Advanced Computing in the Age of AI | Wednesday, April 24, 2024

Feedzai Gets Another $200M to Further Expand its Financial Risk AI/ML Management Platform 

Financial crime prevention and risk management vendor Feedzai has secured another $200 million in Series D investment money as the company works to expand its sales footprint, product offerings and partner strategy around the globe.

Feedzai, which is based in San Mateo, Calif., and Lisbon, Portugal, received the latest funds from global investment firm KKR, with participation from existing investors Sapphire Ventures and Citi Ventures, according to a March 24 (Wednesday) announcement. With the latest funding round, the company has now raised more than $1 billion from investors to pursue its strategy.

The Feedzai platform has a wide range of customers around the world among financial institutions, payment providers and merchants who use the platform to manage their risk of financial crime, according to the company. Feedzai's cloud-based platform uses AI and machine learning tools to process customer and third-party data to identify, assess and accelerate the remediation of potential threats. Feedzai’s platform leverages machine learning to learn from past behavior and augments financial crime detection by capturing schemes undetectable to the human eye.

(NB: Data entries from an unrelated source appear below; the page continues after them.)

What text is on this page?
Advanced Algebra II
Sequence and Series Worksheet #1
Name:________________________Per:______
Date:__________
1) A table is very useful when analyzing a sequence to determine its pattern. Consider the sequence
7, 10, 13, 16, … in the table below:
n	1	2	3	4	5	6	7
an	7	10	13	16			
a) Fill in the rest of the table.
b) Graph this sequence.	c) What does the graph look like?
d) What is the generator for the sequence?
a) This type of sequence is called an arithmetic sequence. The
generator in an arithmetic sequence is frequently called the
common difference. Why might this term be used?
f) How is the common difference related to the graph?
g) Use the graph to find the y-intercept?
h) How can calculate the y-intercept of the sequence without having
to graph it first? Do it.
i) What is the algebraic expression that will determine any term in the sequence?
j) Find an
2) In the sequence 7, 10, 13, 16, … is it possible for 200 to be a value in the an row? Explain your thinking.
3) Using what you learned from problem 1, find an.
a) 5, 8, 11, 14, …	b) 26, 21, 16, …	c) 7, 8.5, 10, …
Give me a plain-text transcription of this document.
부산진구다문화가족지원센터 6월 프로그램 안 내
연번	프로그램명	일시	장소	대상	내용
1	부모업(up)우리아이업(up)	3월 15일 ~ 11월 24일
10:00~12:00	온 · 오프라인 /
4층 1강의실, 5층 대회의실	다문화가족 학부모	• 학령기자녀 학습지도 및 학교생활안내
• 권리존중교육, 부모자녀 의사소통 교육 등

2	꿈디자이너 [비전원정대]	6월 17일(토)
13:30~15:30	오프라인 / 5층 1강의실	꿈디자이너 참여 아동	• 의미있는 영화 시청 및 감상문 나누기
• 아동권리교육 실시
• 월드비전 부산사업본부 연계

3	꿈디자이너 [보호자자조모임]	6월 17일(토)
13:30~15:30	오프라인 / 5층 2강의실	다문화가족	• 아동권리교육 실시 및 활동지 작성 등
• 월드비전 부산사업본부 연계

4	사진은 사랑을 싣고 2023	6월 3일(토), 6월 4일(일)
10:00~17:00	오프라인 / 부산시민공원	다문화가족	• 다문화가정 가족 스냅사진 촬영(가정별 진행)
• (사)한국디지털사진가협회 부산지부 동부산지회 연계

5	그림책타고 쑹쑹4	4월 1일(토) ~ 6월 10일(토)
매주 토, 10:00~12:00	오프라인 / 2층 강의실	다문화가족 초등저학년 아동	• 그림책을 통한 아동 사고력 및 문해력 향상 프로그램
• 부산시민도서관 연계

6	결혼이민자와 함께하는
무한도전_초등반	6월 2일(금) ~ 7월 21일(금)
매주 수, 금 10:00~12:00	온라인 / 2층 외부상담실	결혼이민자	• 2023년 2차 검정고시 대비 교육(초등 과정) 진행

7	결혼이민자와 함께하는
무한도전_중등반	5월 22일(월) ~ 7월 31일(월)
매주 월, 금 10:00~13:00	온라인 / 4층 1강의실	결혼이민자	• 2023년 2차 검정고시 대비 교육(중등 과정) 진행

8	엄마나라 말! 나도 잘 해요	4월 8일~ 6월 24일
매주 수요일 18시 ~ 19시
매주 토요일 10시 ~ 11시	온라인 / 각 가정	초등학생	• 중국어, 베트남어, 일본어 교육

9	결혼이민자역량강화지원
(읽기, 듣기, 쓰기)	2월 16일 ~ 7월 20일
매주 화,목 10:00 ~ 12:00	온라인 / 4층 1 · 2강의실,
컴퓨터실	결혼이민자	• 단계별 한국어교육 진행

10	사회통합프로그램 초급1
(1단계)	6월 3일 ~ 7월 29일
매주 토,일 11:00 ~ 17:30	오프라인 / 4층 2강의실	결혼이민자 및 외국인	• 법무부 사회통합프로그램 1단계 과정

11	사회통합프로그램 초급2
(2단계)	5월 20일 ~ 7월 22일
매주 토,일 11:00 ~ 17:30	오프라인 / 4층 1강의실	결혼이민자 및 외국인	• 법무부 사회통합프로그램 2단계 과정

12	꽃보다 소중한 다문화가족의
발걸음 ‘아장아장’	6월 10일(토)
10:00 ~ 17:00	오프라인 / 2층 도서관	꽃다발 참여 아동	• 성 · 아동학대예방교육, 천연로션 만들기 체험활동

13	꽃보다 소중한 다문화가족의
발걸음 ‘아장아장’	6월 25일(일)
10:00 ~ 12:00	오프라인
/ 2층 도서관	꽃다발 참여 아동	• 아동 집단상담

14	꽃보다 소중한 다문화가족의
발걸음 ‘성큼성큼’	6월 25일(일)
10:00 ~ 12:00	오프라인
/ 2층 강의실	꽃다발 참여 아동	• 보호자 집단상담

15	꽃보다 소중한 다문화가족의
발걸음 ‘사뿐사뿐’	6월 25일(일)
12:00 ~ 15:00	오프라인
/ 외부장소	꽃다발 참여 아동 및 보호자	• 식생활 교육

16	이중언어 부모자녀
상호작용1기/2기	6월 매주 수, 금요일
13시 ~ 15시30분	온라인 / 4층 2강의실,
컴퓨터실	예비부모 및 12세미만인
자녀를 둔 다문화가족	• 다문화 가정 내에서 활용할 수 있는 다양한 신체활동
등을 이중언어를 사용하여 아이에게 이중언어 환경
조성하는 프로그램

A company spokesperson could not be reached for comment despite several attempts by EnterpriseAI.

This is the second notable announcement from the company this month. Earlier in March, it unveiled a new AI fairness framework called Feedzai Fairband, which uses an AutoML algorithm that automatically discovers machine learning models that have less bias. This process is accomplished with zero additional model training cost while increasing model fairness by an average of 93%, according to the company. Fairband is designed to help financial institutions around the world make better and fairer decisions when assessing customers for loans and other transactions.

Feedzai Fairband can be used with any fairness metrics, model metrics, and sensitive attributes such as age, gender, ethnicity, location, and more. It is designed to work with any algorithm and model settings.

“Feedzai Fairband is one of the biggest milestones in the financial services industry as it presents a low-cost, no-friction framework to address one the biggest problems of our era – AI bias,” Dr. Pedro Bizarro, the company’s chief science officer, said in a statement. “By creating the most advanced framework for AI fairness, Feedzai is allowing financial institutions to incorporate a critical piece of technology that addresses a problem under close public scrutiny with proven damaging effects across the globe. Building accurate and fairer models will be less challenging from now on.”

Steven D'Alfonso, IDC analyst

Steven D’Alfonso, a financial compliance, fraud and risk analytics analyst with IDC, said Feedzai’s latest funding is noteworthy.

“There is a lot of competition in the market for AI-based financial crime prevention and detection solutions,” said D’Alfonso. “Feedzai has been a fast-moving company, built from the ground up, based on AI while some of their larger competitors may have needed to build-out AI capabilities or develop new platforms.”

The additional $200 million investment from its latest funding round could help change that, he added.

“The playing field for fraud management applications is quite narrow today,” said D’Alfonso. “I don’t see vast differences in capabilities between many players in the fraud space. Investments such as this will allow Feedzai to continue to invest in its AI capabilities and also broaden their offerings.”

Overall, the financial fraud management marketplace is interesting, with financial institutions looking for AI-based offerings that operate within a framework of trustworthy and ethical AI, he said. “Fairness or bias is one element of that trust framework. The other elements, which are just as important as fairness are explainability, robustness/safety and lineage/traceability of data.”

D’Alfonso said he sees the bias issue and discussion around it as particularly pertinent topics today.

“The weight of its importance is somewhat dependent on how AI is applied within the bank,” he said. “It can be argued that bias is a much more important factor in credit underwriting decisions or using customer analytics to devise individualized product offerings than perhaps it is fraud detection. But certainly, bias in fraud detection algorithms can pose problems that can result in poor customer experiences or worse, an event that brings about some negative media attention.”

That could be seen in cases such as a biased credit card fraud detection algorithm that blocks transactions of a certain class of individuals at a higher rate than everyone else, said D’Alfonso. “I could see that type of situation causing reputational issues for a bank and potential regulatory scrutiny,” he said.

Preventing such biases is critical today for financial institutions, he added.

“I believe all providers of AI applications should have transparent bias assessments to help end users ensure that their algorithms are operating in a fair and expected way,” he said.